Why does this difference exist?
Sorry for the long question. I'm hoping somebody with knowledge how disk writes work can help with this question.
You inject extra layer into storage stack and it brings extra processing latency. TL;DR: Nothing unexpected. If you’ll do queue_depth=1 you’ll get a better understanding of how much you lose.
RAID0 (or as some of my friends like to call it "JBOD" because where's the redundancy?) allows striping of writes - that is I can distribute inflight writes of different areas to multiple disks simultaneously rather than queuing them up against the same disk/all disks etc.

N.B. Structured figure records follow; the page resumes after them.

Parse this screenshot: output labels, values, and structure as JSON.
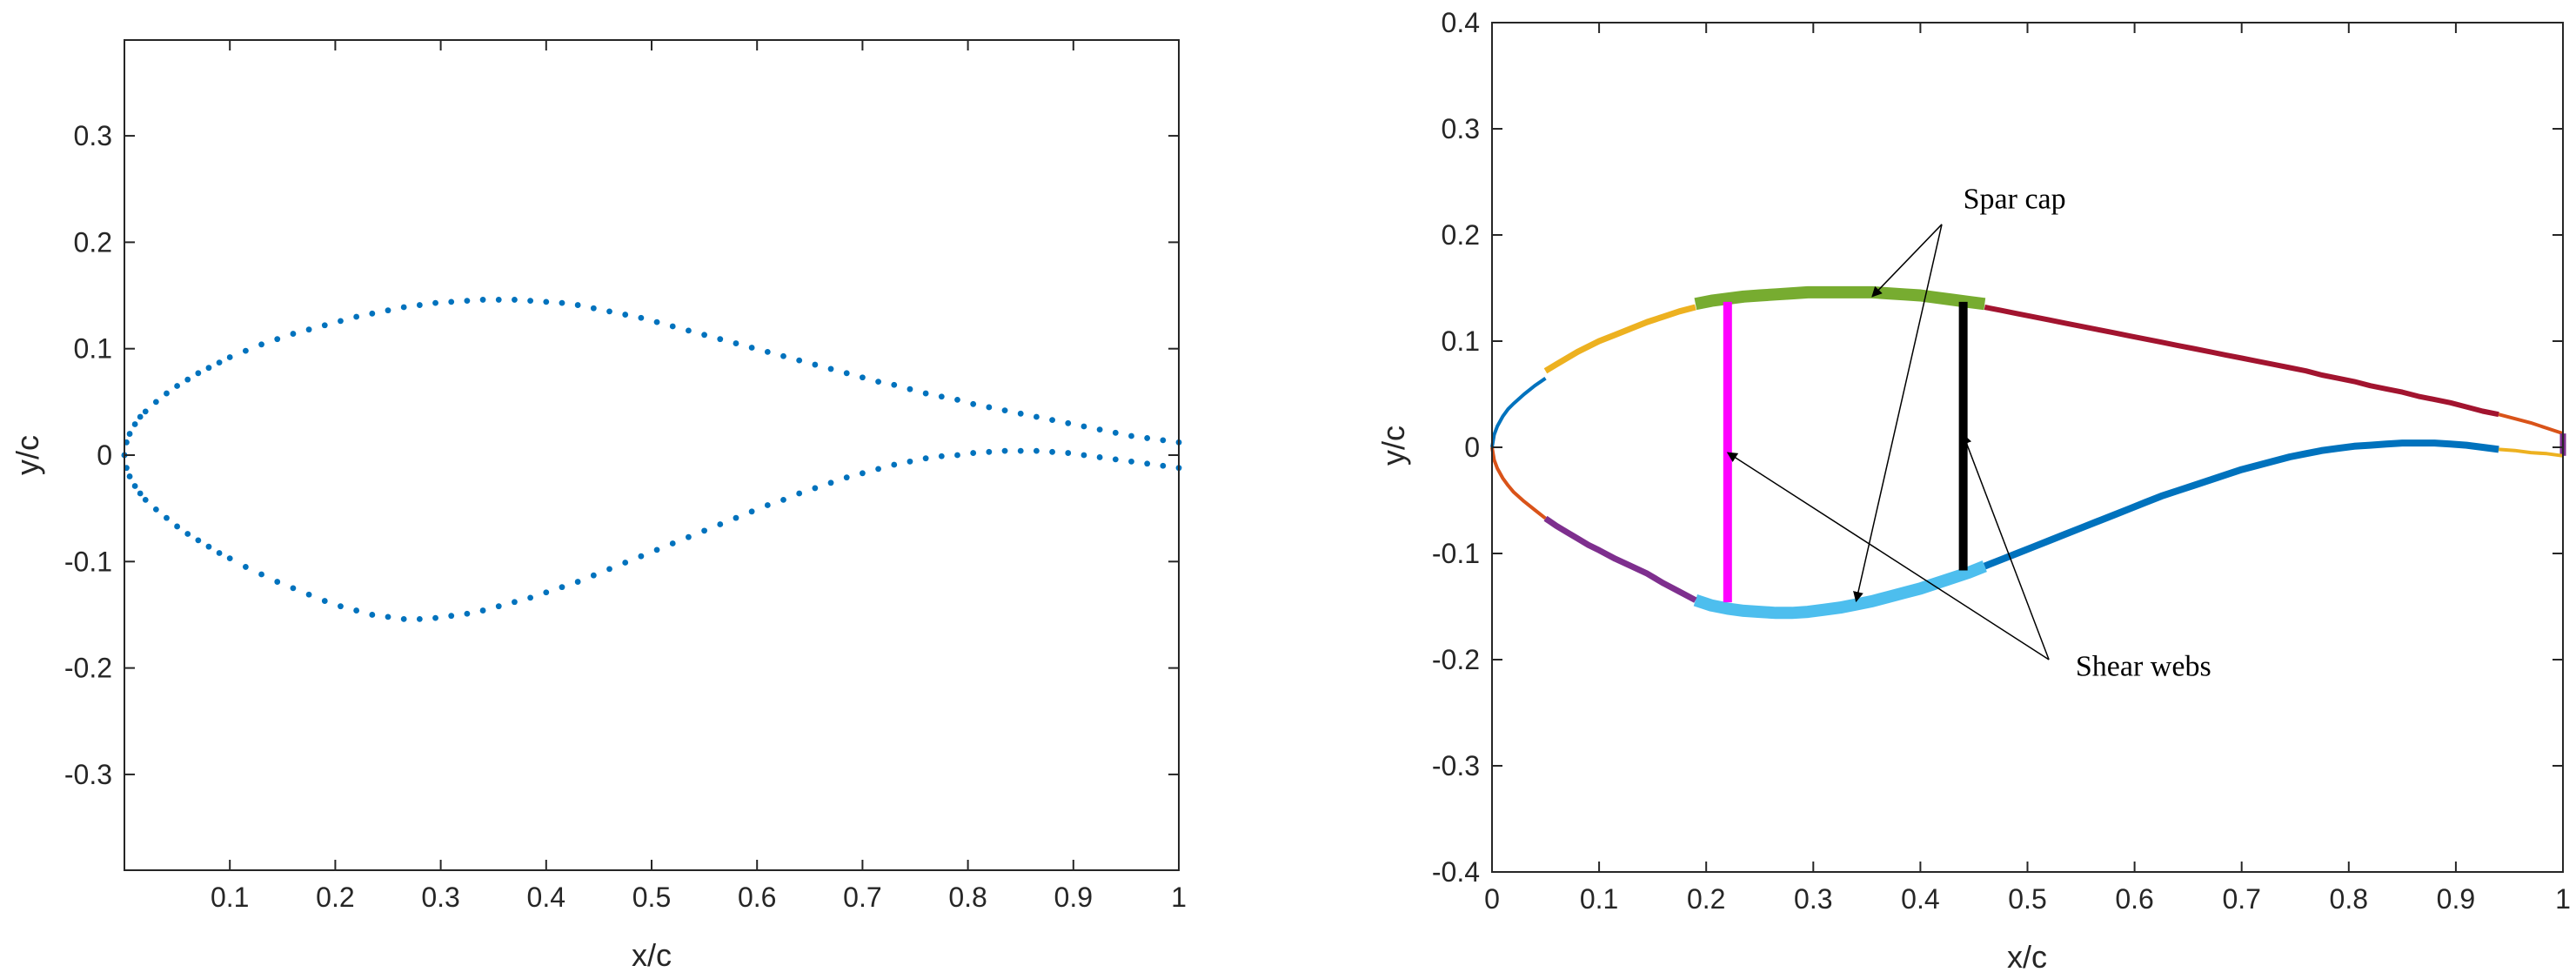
{
  "chart_data": [
    {
      "type": "scatter",
      "title": "",
      "xlabel": "x/c",
      "ylabel": "y/c",
      "xlim": [
        0,
        1
      ],
      "ylim": [
        -0.39,
        0.39
      ],
      "x_ticks": [
        0.1,
        0.2,
        0.3,
        0.4,
        0.5,
        0.6,
        0.7,
        0.8,
        0.9,
        1
      ],
      "x_tick_labels": [
        "0.1",
        "0.2",
        "0.3",
        "0.4",
        "0.5",
        "0.6",
        "0.7",
        "0.8",
        "0.9",
        "1"
      ],
      "y_ticks": [
        -0.3,
        -0.2,
        -0.1,
        0,
        0.1,
        0.2,
        0.3
      ],
      "y_tick_labels": [
        "-0.3",
        "-0.2",
        "-0.1",
        "0",
        "0.1",
        "0.2",
        "0.3"
      ],
      "grid": false,
      "marker_color": "#0072BD",
      "series": [
        {
          "x": [
            0.0,
            0.002,
            0.005,
            0.01,
            0.015,
            0.02,
            0.03,
            0.04,
            0.05,
            0.06,
            0.07,
            0.08,
            0.09,
            0.1,
            0.115,
            0.13,
            0.145,
            0.16,
            0.175,
            0.19,
            0.205,
            0.22,
            0.235,
            0.25,
            0.265,
            0.28,
            0.295,
            0.31,
            0.325,
            0.34,
            0.355,
            0.37,
            0.385,
            0.4,
            0.415,
            0.43,
            0.445,
            0.46,
            0.475,
            0.49,
            0.505,
            0.52,
            0.535,
            0.55,
            0.565,
            0.58,
            0.595,
            0.61,
            0.625,
            0.64,
            0.655,
            0.67,
            0.685,
            0.7,
            0.715,
            0.73,
            0.745,
            0.76,
            0.775,
            0.79,
            0.805,
            0.82,
            0.835,
            0.85,
            0.865,
            0.88,
            0.895,
            0.91,
            0.925,
            0.94,
            0.955,
            0.97,
            0.985,
            1.0
          ],
          "y": [
            0.0,
            0.012,
            0.02,
            0.029,
            0.036,
            0.041,
            0.05,
            0.058,
            0.065,
            0.071,
            0.077,
            0.082,
            0.087,
            0.092,
            0.098,
            0.104,
            0.109,
            0.114,
            0.118,
            0.122,
            0.126,
            0.13,
            0.133,
            0.136,
            0.139,
            0.141,
            0.143,
            0.144,
            0.145,
            0.146,
            0.146,
            0.146,
            0.145,
            0.144,
            0.143,
            0.141,
            0.138,
            0.135,
            0.132,
            0.129,
            0.125,
            0.121,
            0.117,
            0.113,
            0.109,
            0.105,
            0.101,
            0.097,
            0.093,
            0.089,
            0.085,
            0.081,
            0.077,
            0.073,
            0.069,
            0.066,
            0.062,
            0.058,
            0.055,
            0.052,
            0.048,
            0.045,
            0.042,
            0.039,
            0.036,
            0.033,
            0.03,
            0.027,
            0.024,
            0.021,
            0.018,
            0.016,
            0.014,
            0.012
          ]
        },
        {
          "x": [
            0.0,
            0.002,
            0.005,
            0.01,
            0.015,
            0.02,
            0.03,
            0.04,
            0.05,
            0.06,
            0.07,
            0.08,
            0.09,
            0.1,
            0.115,
            0.13,
            0.145,
            0.16,
            0.175,
            0.19,
            0.205,
            0.22,
            0.235,
            0.25,
            0.265,
            0.28,
            0.295,
            0.31,
            0.325,
            0.34,
            0.355,
            0.37,
            0.385,
            0.4,
            0.415,
            0.43,
            0.445,
            0.46,
            0.475,
            0.49,
            0.505,
            0.52,
            0.535,
            0.55,
            0.565,
            0.58,
            0.595,
            0.61,
            0.625,
            0.64,
            0.655,
            0.67,
            0.685,
            0.7,
            0.715,
            0.73,
            0.745,
            0.76,
            0.775,
            0.79,
            0.805,
            0.82,
            0.835,
            0.85,
            0.865,
            0.88,
            0.895,
            0.91,
            0.925,
            0.94,
            0.955,
            0.97,
            0.985,
            1.0
          ],
          "y": [
            0.0,
            -0.012,
            -0.02,
            -0.029,
            -0.036,
            -0.042,
            -0.051,
            -0.059,
            -0.067,
            -0.074,
            -0.08,
            -0.086,
            -0.092,
            -0.097,
            -0.105,
            -0.112,
            -0.119,
            -0.125,
            -0.131,
            -0.137,
            -0.142,
            -0.146,
            -0.15,
            -0.152,
            -0.154,
            -0.154,
            -0.153,
            -0.151,
            -0.149,
            -0.146,
            -0.142,
            -0.138,
            -0.134,
            -0.129,
            -0.124,
            -0.119,
            -0.113,
            -0.107,
            -0.101,
            -0.095,
            -0.089,
            -0.083,
            -0.077,
            -0.071,
            -0.065,
            -0.059,
            -0.053,
            -0.047,
            -0.042,
            -0.036,
            -0.031,
            -0.026,
            -0.021,
            -0.017,
            -0.013,
            -0.009,
            -0.006,
            -0.003,
            -0.001,
            0.0,
            0.002,
            0.003,
            0.004,
            0.004,
            0.004,
            0.003,
            0.002,
            0.0,
            -0.002,
            -0.004,
            -0.006,
            -0.008,
            -0.01,
            -0.012
          ]
        }
      ]
    },
    {
      "type": "line",
      "title": "",
      "xlabel": "x/c",
      "ylabel": "y/c",
      "xlim": [
        0,
        1
      ],
      "ylim": [
        -0.4,
        0.4
      ],
      "x_ticks": [
        0,
        0.1,
        0.2,
        0.3,
        0.4,
        0.5,
        0.6,
        0.7,
        0.8,
        0.9,
        1
      ],
      "x_tick_labels": [
        "0",
        "0.1",
        "0.2",
        "0.3",
        "0.4",
        "0.5",
        "0.6",
        "0.7",
        "0.8",
        "0.9",
        "1"
      ],
      "y_ticks": [
        -0.4,
        -0.3,
        -0.2,
        -0.1,
        0,
        0.1,
        0.2,
        0.3,
        0.4
      ],
      "y_tick_labels": [
        "-0.4",
        "-0.3",
        "-0.2",
        "-0.1",
        "0",
        "0.1",
        "0.2",
        "0.3",
        "0.4"
      ],
      "grid": false,
      "series": [
        {
          "color": "#0072BD",
          "width": 4,
          "x": [
            0.0,
            0.002,
            0.005,
            0.01,
            0.015,
            0.02,
            0.03,
            0.04,
            0.05
          ],
          "y": [
            0.0,
            0.012,
            0.02,
            0.029,
            0.036,
            0.041,
            0.05,
            0.058,
            0.065
          ]
        },
        {
          "color": "#EDB120",
          "width": 7,
          "x": [
            0.05,
            0.06,
            0.07,
            0.08,
            0.09,
            0.1,
            0.115,
            0.13,
            0.145,
            0.16,
            0.175,
            0.19
          ],
          "y": [
            0.072,
            0.078,
            0.084,
            0.09,
            0.095,
            0.1,
            0.106,
            0.112,
            0.118,
            0.123,
            0.128,
            0.132
          ]
        },
        {
          "color": "#77AC30",
          "width": 14,
          "x": [
            0.19,
            0.205,
            0.22,
            0.235,
            0.25,
            0.265,
            0.28,
            0.295,
            0.31,
            0.325,
            0.34,
            0.355,
            0.37,
            0.385,
            0.4,
            0.415,
            0.43,
            0.445,
            0.46
          ],
          "y": [
            0.135,
            0.138,
            0.14,
            0.142,
            0.143,
            0.144,
            0.145,
            0.146,
            0.146,
            0.146,
            0.146,
            0.146,
            0.145,
            0.144,
            0.143,
            0.141,
            0.139,
            0.137,
            0.135
          ]
        },
        {
          "color": "#A2142F",
          "width": 6,
          "x": [
            0.46,
            0.475,
            0.49,
            0.505,
            0.52,
            0.535,
            0.55,
            0.565,
            0.58,
            0.595,
            0.61,
            0.625,
            0.64,
            0.655,
            0.67,
            0.685,
            0.7,
            0.715,
            0.73,
            0.745,
            0.76,
            0.775,
            0.79,
            0.805,
            0.82,
            0.835,
            0.85,
            0.865,
            0.88,
            0.895,
            0.91,
            0.925,
            0.94
          ],
          "y": [
            0.132,
            0.129,
            0.126,
            0.123,
            0.12,
            0.117,
            0.114,
            0.111,
            0.108,
            0.105,
            0.102,
            0.099,
            0.096,
            0.093,
            0.09,
            0.087,
            0.084,
            0.081,
            0.078,
            0.075,
            0.072,
            0.068,
            0.065,
            0.062,
            0.058,
            0.055,
            0.052,
            0.048,
            0.045,
            0.042,
            0.038,
            0.034,
            0.031
          ]
        },
        {
          "color": "#D95319",
          "width": 4,
          "x": [
            0.94,
            0.955,
            0.97,
            0.985,
            1.0
          ],
          "y": [
            0.031,
            0.027,
            0.023,
            0.018,
            0.013
          ]
        },
        {
          "color": "#7E2F8E",
          "width": 7,
          "x": [
            1.0,
            1.0
          ],
          "y": [
            0.013,
            -0.008
          ]
        },
        {
          "color": "#EDB120",
          "width": 4,
          "x": [
            0.94,
            0.955,
            0.97,
            0.985,
            1.0
          ],
          "y": [
            -0.002,
            -0.003,
            -0.005,
            -0.006,
            -0.008
          ]
        },
        {
          "color": "#0072BD",
          "width": 8,
          "x": [
            0.46,
            0.475,
            0.49,
            0.505,
            0.52,
            0.535,
            0.55,
            0.565,
            0.58,
            0.595,
            0.61,
            0.625,
            0.64,
            0.655,
            0.67,
            0.685,
            0.7,
            0.715,
            0.73,
            0.745,
            0.76,
            0.775,
            0.79,
            0.805,
            0.82,
            0.835,
            0.85,
            0.865,
            0.88,
            0.895,
            0.91,
            0.925,
            0.94
          ],
          "y": [
            -0.112,
            -0.106,
            -0.1,
            -0.094,
            -0.088,
            -0.082,
            -0.076,
            -0.07,
            -0.064,
            -0.058,
            -0.052,
            -0.046,
            -0.041,
            -0.036,
            -0.031,
            -0.026,
            -0.021,
            -0.017,
            -0.013,
            -0.009,
            -0.006,
            -0.003,
            -0.001,
            0.001,
            0.002,
            0.003,
            0.004,
            0.004,
            0.004,
            0.003,
            0.002,
            0.0,
            -0.002
          ]
        },
        {
          "color": "#4DBEEE",
          "width": 14,
          "x": [
            0.19,
            0.205,
            0.22,
            0.235,
            0.25,
            0.265,
            0.28,
            0.295,
            0.31,
            0.325,
            0.34,
            0.355,
            0.37,
            0.385,
            0.4,
            0.415,
            0.43,
            0.445,
            0.46
          ],
          "y": [
            -0.144,
            -0.149,
            -0.152,
            -0.154,
            -0.155,
            -0.156,
            -0.156,
            -0.155,
            -0.153,
            -0.151,
            -0.148,
            -0.145,
            -0.141,
            -0.137,
            -0.133,
            -0.128,
            -0.123,
            -0.118,
            -0.112
          ]
        },
        {
          "color": "#7E2F8E",
          "width": 7,
          "x": [
            0.05,
            0.06,
            0.07,
            0.08,
            0.09,
            0.1,
            0.115,
            0.13,
            0.145,
            0.16,
            0.175,
            0.19
          ],
          "y": [
            -0.067,
            -0.074,
            -0.08,
            -0.086,
            -0.092,
            -0.097,
            -0.105,
            -0.112,
            -0.119,
            -0.128,
            -0.136,
            -0.144
          ]
        },
        {
          "color": "#D95319",
          "width": 4,
          "x": [
            0.0,
            0.002,
            0.005,
            0.01,
            0.015,
            0.02,
            0.03,
            0.04,
            0.05
          ],
          "y": [
            0.0,
            -0.012,
            -0.02,
            -0.029,
            -0.036,
            -0.042,
            -0.051,
            -0.059,
            -0.067
          ]
        }
      ],
      "webs": [
        {
          "color": "#FF00FF",
          "width": 10,
          "x": 0.22,
          "y_top": 0.137,
          "y_bottom": -0.146
        },
        {
          "color": "#000000",
          "width": 10,
          "x": 0.44,
          "y_top": 0.137,
          "y_bottom": -0.116
        }
      ],
      "annotations": [
        {
          "text": "Spar cap",
          "text_x": 0.44,
          "text_y": 0.225,
          "anchor_x": 0.42,
          "anchor_y": 0.21,
          "arrows": [
            {
              "x": 0.355,
              "y": 0.142
            },
            {
              "x": 0.34,
              "y": -0.145
            }
          ]
        },
        {
          "text": "Shear webs",
          "text_x": 0.545,
          "text_y": -0.215,
          "anchor_x": 0.52,
          "anchor_y": -0.2,
          "arrows": [
            {
              "x": 0.22,
              "y": -0.005
            },
            {
              "x": 0.44,
              "y": 0.012
            }
          ]
        }
      ]
    }
  ]
}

Let's say a given disk can support 32 in flight writes at a given moment and I choose to queue up 64 writes. That means the latency of the writes that have to wait for a slot (33 onwards) will be much higher. However, in the RAID0 case, those overflow writes might be serviceable by another disk that can support another 32 inflight writes before they have to be backed up.
Further, we don't know how latency increases as the amount of simultaneous writes increases on just a single one of your disks... Who's to say that write latency with a depth of 1 is the same as with a depth of 2, 4 or 8? If more I/O queued simultaneously leads to a higher queue depth then a RAID0 being able to spread the I/Os out among the disks could mean each disk's queue is low(er) and thus the latencies are better. This last point would depend massively on the I/O size versus the stripe size - e.g. at what boundary can RAID0 distribute the writes?